Legal aid budget cut plans revealed
Plans to cut £20 million from the civil legal aid budget will include standardising fees and limiting levels of legal representation, it has been revealed.
The measures are aimed at bringing Northern Ireland into line with England and Wales but could put the Justice Minister at loggerheads, once again, with the legal profession.
The proposals have been put to the Stormont scrutiny committee for justice ahead of a public consultation and are expected to be rolled out by the end of the year.
Last year the legal aid bill was over £100 million - £51 million of which was for civil cases such as divorce, child custody battles and judicial reviews - 43% higher than England and Wales.
In the decade between 2000 and 2010 the costs for publicly funded legal representation in civil courts has rocketed by 223% from £11.4 million to £36.9 million - at a time when inflation was 6.7%. It has also risen by 31% in the three years since the devolution of policing and justice powers.
The introduction of standard fees is expected to deliver £14 million of annual savings including £2.5 million currently paid in fees to the 'taxing master' for his work in assessing cases and £500,000 as disbursement to reimburse legal professionals for the cost of preparing claims.
It is also hoped that standardisation will increase control and accountability mechanisms making it easier for the DoJ to forecast expenditure. Proposals is to restrict legal aid funding for representation could see further savings of £3.5 million a year. Stricter criteria will also be applied by the Legal Services Commission in determining whether or not to grant funding for representation.

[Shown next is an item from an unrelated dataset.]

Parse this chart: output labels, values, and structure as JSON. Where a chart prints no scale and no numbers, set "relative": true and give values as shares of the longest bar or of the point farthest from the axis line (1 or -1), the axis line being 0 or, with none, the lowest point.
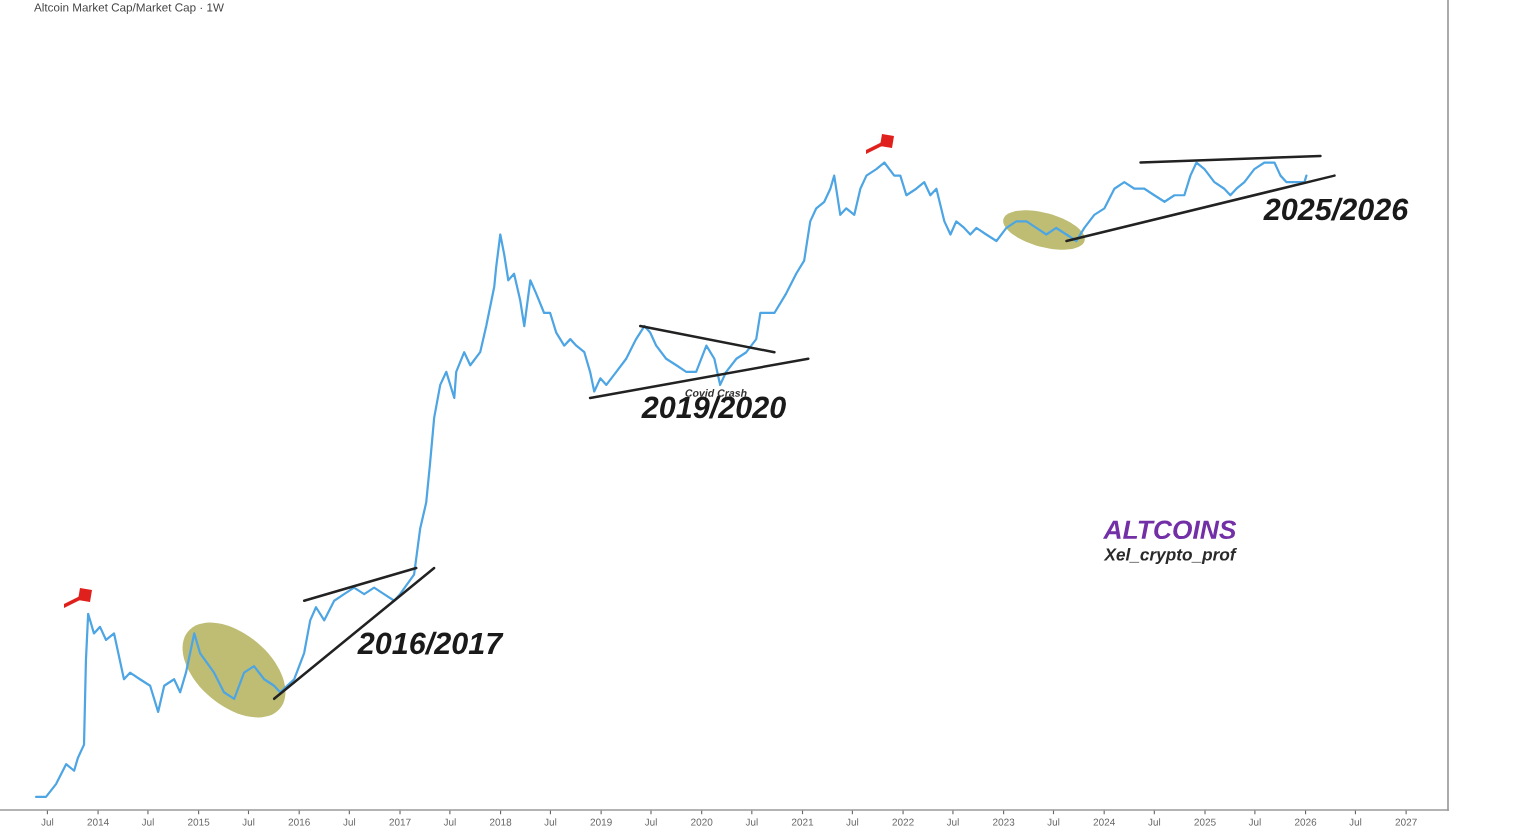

Under the new arrangements, legal aid would be provided for a solicitor in the Magistrates' or Family Proceedings Courts.
For the majority of cases in the County Court and Family Care Centre, legal aid funding would be granted for one junior counsel with funding for senior counsel only granted in the most serious and complex High Court cases.
The number of barristers practising in Northern Ireland has increased dramatically in recent years to 705 compared with 596 in 2006.